Coinages by Louis XIV of France

roman numerals

A coin of Louis XIV (reign: 1643-1715), also known as the Sun King, was a representation of the French currency during his reign. These coins featured the portrait of Louis XIV on one side, often depicted in a regal manner wearing a crown or a laurel wreath.

The reverse side of the coin typically displayed the coat of arms or other symbolic elements associated with the French monarchy, including Palace of Versailles and Fleur-de-lis (a decorative lily often associated with French royalty and saints of France).

These coins were minted in various denominations and served as a form of currency in France during the 17th and early 18th centuries.
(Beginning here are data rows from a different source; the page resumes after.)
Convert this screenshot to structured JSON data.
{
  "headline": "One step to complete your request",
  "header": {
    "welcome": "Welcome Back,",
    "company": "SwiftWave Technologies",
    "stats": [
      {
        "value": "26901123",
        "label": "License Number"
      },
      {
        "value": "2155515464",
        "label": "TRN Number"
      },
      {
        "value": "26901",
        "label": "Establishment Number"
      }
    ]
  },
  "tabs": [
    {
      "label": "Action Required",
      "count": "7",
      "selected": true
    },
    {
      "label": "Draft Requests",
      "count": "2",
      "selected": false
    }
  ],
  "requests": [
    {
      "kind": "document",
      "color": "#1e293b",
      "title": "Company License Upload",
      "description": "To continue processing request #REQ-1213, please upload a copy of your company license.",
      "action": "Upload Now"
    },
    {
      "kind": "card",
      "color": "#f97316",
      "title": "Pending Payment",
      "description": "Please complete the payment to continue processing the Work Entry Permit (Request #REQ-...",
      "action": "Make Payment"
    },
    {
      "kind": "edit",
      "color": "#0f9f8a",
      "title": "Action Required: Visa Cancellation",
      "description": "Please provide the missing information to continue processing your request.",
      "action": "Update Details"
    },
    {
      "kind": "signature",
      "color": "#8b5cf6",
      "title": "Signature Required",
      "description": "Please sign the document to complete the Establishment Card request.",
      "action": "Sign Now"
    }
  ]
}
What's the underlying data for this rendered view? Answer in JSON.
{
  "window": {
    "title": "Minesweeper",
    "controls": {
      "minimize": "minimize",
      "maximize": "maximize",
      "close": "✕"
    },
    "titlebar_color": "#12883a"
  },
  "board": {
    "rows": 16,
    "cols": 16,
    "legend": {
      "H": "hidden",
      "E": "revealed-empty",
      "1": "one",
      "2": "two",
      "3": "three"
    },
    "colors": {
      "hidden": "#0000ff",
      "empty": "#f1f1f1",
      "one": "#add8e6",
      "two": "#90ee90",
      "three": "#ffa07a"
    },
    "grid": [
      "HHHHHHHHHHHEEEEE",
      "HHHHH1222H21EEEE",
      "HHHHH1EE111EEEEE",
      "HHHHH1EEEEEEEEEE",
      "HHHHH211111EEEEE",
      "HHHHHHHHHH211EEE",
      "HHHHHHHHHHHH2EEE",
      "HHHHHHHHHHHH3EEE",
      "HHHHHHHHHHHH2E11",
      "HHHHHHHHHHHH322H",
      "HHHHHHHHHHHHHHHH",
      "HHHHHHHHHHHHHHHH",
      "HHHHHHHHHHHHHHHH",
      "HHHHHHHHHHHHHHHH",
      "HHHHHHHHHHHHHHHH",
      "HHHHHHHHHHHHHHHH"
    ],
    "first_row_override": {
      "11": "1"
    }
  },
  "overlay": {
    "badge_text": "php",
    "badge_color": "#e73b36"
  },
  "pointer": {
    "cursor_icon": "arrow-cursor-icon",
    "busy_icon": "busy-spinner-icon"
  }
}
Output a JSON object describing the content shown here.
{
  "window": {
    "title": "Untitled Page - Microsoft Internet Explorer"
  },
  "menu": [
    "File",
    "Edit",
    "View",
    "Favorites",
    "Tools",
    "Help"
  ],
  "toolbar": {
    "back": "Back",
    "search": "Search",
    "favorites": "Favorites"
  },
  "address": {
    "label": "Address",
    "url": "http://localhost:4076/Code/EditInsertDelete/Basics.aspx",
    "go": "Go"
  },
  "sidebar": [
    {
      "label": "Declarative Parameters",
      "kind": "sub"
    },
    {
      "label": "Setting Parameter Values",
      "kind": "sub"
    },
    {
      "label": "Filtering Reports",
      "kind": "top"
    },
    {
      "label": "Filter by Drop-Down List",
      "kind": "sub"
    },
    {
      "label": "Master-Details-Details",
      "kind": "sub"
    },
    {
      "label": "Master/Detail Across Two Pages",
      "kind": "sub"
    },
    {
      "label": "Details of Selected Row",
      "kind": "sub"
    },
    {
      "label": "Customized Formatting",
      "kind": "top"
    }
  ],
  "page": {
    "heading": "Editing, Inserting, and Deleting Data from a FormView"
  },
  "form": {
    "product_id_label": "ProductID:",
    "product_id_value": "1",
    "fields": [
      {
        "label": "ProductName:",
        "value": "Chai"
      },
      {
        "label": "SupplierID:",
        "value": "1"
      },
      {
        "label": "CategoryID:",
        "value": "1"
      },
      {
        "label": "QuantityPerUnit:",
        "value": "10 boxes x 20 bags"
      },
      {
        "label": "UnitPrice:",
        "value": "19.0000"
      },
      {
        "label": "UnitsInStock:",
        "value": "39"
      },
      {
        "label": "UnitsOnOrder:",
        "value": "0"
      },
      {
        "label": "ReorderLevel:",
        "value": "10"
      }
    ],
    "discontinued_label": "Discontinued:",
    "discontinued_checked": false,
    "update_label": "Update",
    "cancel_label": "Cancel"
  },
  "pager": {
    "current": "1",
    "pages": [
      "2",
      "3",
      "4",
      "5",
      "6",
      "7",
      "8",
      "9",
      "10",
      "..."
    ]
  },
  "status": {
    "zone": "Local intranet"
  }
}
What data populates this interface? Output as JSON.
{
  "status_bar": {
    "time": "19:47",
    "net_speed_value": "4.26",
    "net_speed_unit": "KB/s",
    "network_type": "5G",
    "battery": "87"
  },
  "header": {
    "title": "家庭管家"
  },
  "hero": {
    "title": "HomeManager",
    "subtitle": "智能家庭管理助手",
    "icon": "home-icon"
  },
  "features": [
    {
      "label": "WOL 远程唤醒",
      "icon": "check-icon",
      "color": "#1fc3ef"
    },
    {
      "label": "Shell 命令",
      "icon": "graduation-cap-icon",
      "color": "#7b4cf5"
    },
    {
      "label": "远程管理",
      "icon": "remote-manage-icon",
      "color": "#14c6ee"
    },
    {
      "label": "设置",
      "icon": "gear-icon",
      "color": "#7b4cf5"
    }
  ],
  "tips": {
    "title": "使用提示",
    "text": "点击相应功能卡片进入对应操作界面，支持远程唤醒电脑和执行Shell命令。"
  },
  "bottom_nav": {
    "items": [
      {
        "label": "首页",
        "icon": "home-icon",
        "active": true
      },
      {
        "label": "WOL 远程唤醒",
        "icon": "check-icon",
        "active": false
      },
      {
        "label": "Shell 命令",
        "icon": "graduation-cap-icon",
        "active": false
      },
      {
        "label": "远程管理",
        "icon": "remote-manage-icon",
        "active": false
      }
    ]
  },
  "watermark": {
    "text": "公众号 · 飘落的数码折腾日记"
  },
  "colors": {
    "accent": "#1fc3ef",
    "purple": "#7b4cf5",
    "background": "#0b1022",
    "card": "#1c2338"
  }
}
They are now sought-after items by collectors for their historical and numismatic value.


“Ludovicus Magnus Rex Christianissimus” is a Latin phrase that translates to “Louis the Great, Most Christian King.” This phrase was commonly used to refer to Louis XIV of France, who reigned from 1643 to 1715. It reflects the high regard and the divine legitimacy associated with his rule. “Ludovicus” is the Latin form of Louis, “Magnus” means “Great,” “Rex” means “King,” and “Christianissimus” means “Most Christian.”

The Latin phrase highlights Louis XIV’s grandeur, authority, and his strong devotion to the Catholic faith, emphasizing his role as the protector and champion of Christianity in France.

Silver coin of Louis XIV (reign: 1643-1715), dated 1674

Obverse. The Latin inscription is LVDOVICVS XIIII D[EI] GRA[TIA] (“Louis XIV, by the grace of God”). Reverse. The Latin inscription is FRAN[CIÆ] ET NAVARRÆ REX 1674 (“King of France and of Navarre, 1674”).